Not only was there testimony that Wife could conceivably work, evidence was presented
at trial showing that Wife previously earned her Master Herbalist degree as well as a
reflexology certificate. Wife’s experience also included earning college credit and
development of a website.
[¶15] Wife counters Husband’s above points by again comparing her case to Stevens.
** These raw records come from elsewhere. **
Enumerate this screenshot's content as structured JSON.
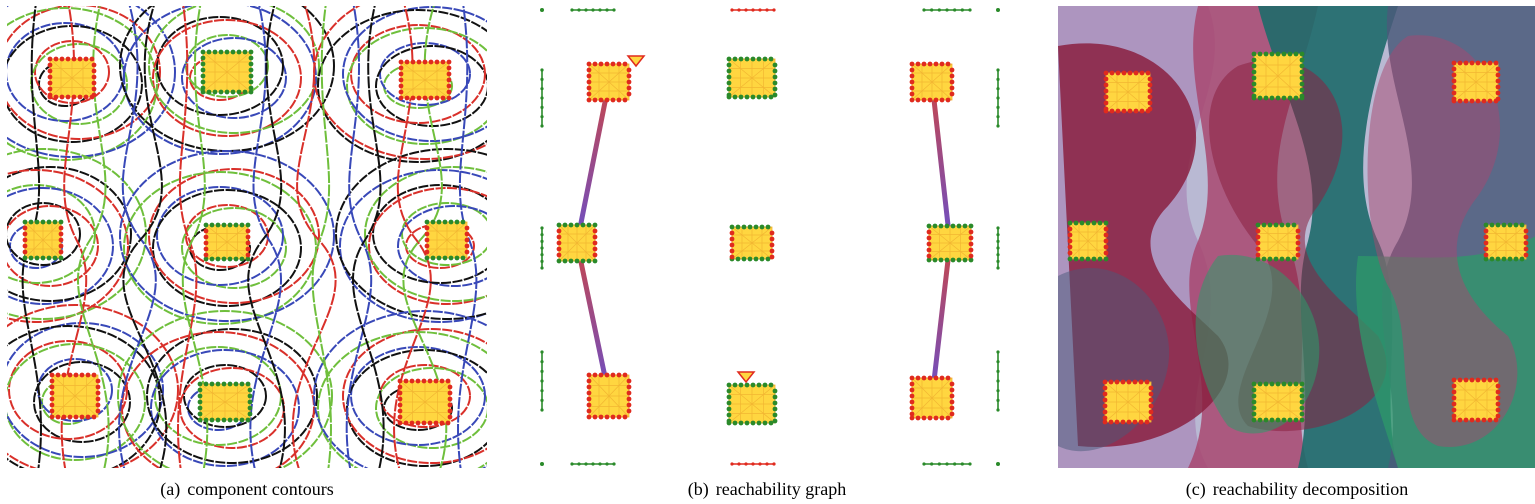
{
  "figure": {
    "panels": [
      {
        "id": "a",
        "tag": "(a)",
        "caption": "component contours"
      },
      {
        "id": "b",
        "tag": "(b)",
        "caption": "reachability graph"
      },
      {
        "id": "c",
        "tag": "(c)",
        "caption": "reachability decomposition"
      }
    ]
  },
  "colors": {
    "component_fill": "#ffd640",
    "component_hatch": "#f2b632",
    "boundary_red": "#e02a1e",
    "boundary_green": "#2a8a2a",
    "contour_black": "#111111",
    "contour_red": "#d9302a",
    "contour_green": "#6fbf3c",
    "contour_blue": "#3848b8",
    "edge_start": "#c8464a",
    "edge_end": "#6a4fc8",
    "region_wine": "#8a2040",
    "region_mauve": "#a84870",
    "region_teal": "#1e6a6a",
    "region_slate": "#4a5a7a",
    "region_green": "#2e9a6a",
    "region_lilac": "#a98ab8"
  }
}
However, we conclude that there are differences in Stevens such that we cannot conclude
there was an abuse of discretion in this case. In Stevens, mother attempted and failed to
find employment, compared to no attempt by Wife to find employment in her related
field. Also in Stevens, mother was still caring for two young children, whereas here, the
children have left the home. Though Wife asserts that she was not able to build a career
during the marriage, as was the case in Stevens, we point out that her schooling was done
during the marriage. While these differences may seem nominal, the trial court is in the
best position to assess the witnesses’ credibility and weigh their testimony. Raymond v.
Raymond, 956 P.2d 329, 332 (Wyo. 1998). We, therefore, give considerable deference to
its findings. Id.
[¶16] Finally, our conclusion that the district court did not abuse its discretion in not
awarding alimony is bolstered by the district court’s division of property. The court
equally divided the marital home equity and also gave Wife half of Husband’s retirement
account. The court also awarded to Wife the newer vehicle of the two at issue. In doing
so, the trial court heeded this Court’s previous statement that while in some cases
“alimony [may be] a necessity, ... under ordinary circumstances it should be recognized
that one spouse should not have a perpetual claim on the earnings of the other; that
divorce, insofar as possible should sever the ties of the parties and they should begin to
start their lives anew.” Grosskopf, 677 P.2d at 821.
CONCLUSION
[¶17] The district court is affirmed.